The previous issue of this magazine presented the activities of the Tolomeo Museum; this article offers an investigation of the concept of space with regard to Augusto Romagnoli and his teachings. His method for teaching the blind focuses, more than on technical training, on the person, everyday life, movement, and collaboration. In this perspective, space isn’t a neutral scene, but an environment of life and time in which bodies form, navigate, and build their personal reality.

Romagnoli systematically studied movement, sensory-perceptive coordination, and the imagination and character of blind children in order to create a specific teaching method. Likewise, investigating space means observing how the body inhabits it: how it stops, seeks support, listens to an echo, senses differences in temperature, sounds, and textures. Designing a space means considering seriously the viewpoint of people who live in it: there is no “neutral” space, but always a space for someone. This has generated the idea of space as a relational field, i.e., a space that exists only because of the relationships that take place in it. Reality is not given once and for all, but is created from the encounter between sensory experiences and the subject who senses them: a process very similar to the teaching method described by Romagnoli or by Montessori, in which experience comes before meaning.

A key element of Romagnoli’s method is teaching the body in space: motor exercises, navigation, play, and exploration are tools for “conquering” the ear. Spatial reality is built in the exploring body, and goes beyond maps or drawings.
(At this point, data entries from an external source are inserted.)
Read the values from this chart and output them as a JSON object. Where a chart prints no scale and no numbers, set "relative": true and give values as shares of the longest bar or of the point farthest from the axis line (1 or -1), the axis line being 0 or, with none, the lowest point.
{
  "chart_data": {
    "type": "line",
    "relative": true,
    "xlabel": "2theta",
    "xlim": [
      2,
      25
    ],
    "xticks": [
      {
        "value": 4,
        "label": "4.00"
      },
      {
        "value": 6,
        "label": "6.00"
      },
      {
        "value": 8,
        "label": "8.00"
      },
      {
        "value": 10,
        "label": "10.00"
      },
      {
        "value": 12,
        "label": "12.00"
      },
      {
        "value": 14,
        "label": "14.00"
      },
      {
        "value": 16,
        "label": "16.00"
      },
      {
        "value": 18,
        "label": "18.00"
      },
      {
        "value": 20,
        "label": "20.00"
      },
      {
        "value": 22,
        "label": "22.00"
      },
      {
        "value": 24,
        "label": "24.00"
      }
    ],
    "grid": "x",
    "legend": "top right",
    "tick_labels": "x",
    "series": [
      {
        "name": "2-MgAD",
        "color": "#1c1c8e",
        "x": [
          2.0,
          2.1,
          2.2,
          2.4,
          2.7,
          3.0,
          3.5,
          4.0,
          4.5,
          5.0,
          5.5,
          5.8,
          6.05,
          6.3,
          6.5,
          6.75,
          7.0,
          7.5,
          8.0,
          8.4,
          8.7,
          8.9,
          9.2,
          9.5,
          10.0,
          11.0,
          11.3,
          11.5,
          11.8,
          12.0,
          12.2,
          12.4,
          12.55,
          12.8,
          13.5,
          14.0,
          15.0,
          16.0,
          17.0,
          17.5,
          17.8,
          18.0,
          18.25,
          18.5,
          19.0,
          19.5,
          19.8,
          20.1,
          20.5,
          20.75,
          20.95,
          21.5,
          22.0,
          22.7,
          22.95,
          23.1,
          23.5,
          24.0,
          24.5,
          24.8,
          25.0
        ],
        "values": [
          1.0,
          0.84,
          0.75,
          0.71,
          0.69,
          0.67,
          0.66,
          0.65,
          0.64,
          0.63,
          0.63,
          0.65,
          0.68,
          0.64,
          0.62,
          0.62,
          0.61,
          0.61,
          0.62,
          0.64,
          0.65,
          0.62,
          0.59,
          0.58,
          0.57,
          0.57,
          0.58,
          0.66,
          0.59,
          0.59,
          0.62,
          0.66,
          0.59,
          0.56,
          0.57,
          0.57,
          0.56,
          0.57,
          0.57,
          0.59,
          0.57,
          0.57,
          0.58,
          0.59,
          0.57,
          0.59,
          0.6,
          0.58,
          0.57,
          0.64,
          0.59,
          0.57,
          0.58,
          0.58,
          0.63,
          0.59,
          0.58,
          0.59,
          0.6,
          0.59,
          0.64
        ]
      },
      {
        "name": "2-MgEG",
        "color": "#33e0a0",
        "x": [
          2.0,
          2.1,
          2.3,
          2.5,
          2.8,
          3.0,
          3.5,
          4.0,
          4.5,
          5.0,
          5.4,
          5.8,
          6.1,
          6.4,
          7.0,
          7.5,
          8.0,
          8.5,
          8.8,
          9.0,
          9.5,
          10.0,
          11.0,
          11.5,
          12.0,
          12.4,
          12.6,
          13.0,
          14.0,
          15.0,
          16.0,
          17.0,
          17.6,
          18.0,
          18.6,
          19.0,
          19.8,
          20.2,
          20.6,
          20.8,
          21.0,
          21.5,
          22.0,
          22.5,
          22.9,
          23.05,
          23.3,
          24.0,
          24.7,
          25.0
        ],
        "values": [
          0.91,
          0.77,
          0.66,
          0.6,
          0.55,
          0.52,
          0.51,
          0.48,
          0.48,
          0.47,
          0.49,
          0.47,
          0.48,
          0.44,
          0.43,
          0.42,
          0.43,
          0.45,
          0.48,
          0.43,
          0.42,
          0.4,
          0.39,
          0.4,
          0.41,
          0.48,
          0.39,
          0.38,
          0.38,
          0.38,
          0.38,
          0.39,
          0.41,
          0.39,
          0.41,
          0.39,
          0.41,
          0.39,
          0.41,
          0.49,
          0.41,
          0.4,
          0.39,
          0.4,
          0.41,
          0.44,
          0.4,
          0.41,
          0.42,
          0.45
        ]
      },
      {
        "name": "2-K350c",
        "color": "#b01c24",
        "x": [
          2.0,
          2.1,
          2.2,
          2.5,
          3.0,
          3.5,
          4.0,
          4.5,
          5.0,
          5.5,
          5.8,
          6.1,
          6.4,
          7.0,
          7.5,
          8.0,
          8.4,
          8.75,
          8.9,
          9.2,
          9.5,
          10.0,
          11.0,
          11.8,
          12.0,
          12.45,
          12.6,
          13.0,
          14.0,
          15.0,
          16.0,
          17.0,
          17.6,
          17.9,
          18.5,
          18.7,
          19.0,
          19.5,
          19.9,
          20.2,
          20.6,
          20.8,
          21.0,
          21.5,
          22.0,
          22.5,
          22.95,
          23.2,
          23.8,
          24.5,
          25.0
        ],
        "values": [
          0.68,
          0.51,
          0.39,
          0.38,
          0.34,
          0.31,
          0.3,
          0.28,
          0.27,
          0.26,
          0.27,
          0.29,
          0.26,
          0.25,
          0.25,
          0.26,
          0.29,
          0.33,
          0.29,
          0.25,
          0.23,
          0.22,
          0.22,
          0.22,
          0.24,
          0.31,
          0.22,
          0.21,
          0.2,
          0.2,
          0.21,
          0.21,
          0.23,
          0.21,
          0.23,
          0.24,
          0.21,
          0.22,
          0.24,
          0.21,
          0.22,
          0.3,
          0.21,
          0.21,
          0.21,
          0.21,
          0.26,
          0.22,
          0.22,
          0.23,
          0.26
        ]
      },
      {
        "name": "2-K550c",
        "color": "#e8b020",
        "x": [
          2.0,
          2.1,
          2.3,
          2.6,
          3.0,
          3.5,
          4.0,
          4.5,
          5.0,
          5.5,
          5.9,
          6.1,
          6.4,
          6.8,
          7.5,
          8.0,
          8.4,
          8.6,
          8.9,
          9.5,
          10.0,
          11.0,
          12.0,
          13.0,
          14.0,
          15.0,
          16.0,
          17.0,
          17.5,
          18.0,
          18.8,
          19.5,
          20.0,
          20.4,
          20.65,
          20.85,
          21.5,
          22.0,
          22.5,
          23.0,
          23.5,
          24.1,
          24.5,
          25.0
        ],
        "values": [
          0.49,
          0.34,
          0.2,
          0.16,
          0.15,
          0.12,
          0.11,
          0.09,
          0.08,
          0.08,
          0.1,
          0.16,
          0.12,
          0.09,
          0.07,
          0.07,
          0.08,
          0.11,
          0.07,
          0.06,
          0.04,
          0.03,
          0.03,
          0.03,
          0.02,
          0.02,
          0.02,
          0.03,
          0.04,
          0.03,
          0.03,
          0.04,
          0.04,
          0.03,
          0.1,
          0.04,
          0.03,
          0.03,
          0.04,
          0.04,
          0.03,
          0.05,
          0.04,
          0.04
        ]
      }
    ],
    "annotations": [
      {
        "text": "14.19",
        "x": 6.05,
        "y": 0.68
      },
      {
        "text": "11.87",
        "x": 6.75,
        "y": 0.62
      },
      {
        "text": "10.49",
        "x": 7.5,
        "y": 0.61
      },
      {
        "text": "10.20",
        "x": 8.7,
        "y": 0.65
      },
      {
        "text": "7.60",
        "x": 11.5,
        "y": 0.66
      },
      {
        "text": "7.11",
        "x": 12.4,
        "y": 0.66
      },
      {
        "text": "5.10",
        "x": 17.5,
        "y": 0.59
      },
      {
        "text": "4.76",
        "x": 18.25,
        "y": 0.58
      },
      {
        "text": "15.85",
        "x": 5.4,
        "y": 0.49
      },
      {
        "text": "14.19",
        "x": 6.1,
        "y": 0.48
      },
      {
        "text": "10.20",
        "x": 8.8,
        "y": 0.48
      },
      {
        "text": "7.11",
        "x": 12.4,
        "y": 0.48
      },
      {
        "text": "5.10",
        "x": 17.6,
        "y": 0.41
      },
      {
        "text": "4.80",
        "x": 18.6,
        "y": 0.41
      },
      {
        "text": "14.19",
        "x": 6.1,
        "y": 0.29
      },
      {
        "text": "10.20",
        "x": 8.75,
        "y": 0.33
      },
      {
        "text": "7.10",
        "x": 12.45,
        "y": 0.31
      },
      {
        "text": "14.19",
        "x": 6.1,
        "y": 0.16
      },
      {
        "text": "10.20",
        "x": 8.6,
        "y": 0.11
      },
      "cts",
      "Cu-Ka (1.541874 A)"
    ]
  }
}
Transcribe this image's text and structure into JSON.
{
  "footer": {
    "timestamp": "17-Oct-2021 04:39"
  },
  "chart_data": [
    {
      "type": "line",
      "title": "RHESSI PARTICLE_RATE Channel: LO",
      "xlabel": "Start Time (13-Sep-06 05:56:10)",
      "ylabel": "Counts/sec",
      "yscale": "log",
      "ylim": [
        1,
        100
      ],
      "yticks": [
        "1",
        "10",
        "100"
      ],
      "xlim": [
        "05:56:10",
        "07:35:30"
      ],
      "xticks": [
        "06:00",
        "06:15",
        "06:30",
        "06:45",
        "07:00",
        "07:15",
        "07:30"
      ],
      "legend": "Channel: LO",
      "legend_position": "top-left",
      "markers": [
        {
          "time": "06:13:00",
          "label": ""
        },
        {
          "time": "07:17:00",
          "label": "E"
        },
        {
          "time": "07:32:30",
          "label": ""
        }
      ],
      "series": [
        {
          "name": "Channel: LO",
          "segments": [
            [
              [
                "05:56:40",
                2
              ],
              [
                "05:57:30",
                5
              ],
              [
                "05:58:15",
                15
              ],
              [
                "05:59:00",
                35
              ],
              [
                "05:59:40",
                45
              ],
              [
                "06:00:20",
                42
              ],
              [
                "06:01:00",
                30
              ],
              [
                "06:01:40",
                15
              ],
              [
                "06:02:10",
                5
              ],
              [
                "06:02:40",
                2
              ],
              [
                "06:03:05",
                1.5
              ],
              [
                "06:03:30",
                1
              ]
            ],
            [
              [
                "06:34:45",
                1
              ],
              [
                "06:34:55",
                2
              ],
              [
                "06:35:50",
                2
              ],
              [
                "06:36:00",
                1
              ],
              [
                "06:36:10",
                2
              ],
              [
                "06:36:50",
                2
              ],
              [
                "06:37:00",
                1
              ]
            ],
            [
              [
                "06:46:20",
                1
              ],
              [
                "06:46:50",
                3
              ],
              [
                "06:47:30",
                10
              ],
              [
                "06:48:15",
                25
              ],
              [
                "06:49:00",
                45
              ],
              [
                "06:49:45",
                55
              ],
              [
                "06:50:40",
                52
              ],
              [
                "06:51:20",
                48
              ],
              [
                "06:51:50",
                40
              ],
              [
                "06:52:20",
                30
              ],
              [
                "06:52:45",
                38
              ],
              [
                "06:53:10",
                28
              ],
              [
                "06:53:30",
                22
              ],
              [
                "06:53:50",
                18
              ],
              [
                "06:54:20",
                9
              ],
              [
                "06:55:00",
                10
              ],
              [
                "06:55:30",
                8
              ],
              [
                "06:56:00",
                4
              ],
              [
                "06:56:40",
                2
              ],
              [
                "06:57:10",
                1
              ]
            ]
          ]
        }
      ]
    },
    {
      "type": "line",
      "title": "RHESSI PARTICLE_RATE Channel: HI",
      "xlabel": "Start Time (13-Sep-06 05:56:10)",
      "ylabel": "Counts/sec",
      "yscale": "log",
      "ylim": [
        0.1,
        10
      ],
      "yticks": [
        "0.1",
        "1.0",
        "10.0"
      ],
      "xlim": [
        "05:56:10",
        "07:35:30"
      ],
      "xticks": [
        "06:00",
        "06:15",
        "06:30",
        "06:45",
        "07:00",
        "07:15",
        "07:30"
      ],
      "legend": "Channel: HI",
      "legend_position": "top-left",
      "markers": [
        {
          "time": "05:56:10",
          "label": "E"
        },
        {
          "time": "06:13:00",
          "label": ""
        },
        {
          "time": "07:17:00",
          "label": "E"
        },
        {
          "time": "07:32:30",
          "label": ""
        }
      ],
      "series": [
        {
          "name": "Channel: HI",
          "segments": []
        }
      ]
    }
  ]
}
Both the Romagnoli method and the spatial approach focusing on experience share the same principle: self-reliance doesn’t derive from overstimulation or from control, but from an environment capable of meaningful relations. Romagnoli aims for a school that “is life” and “counts more on life than on school,” in which everyday situations are the true educational foundation. In the same way, we can design truly inhabitable spaces, in which every body – blind or sighted, child or adult – can move and generate their own personal reality and, at the same time, take part in a shared reality. Therefore, space is not just architecture: it’s an architecture of experience, an education to presence, to listening, and to freedom to navigate the world.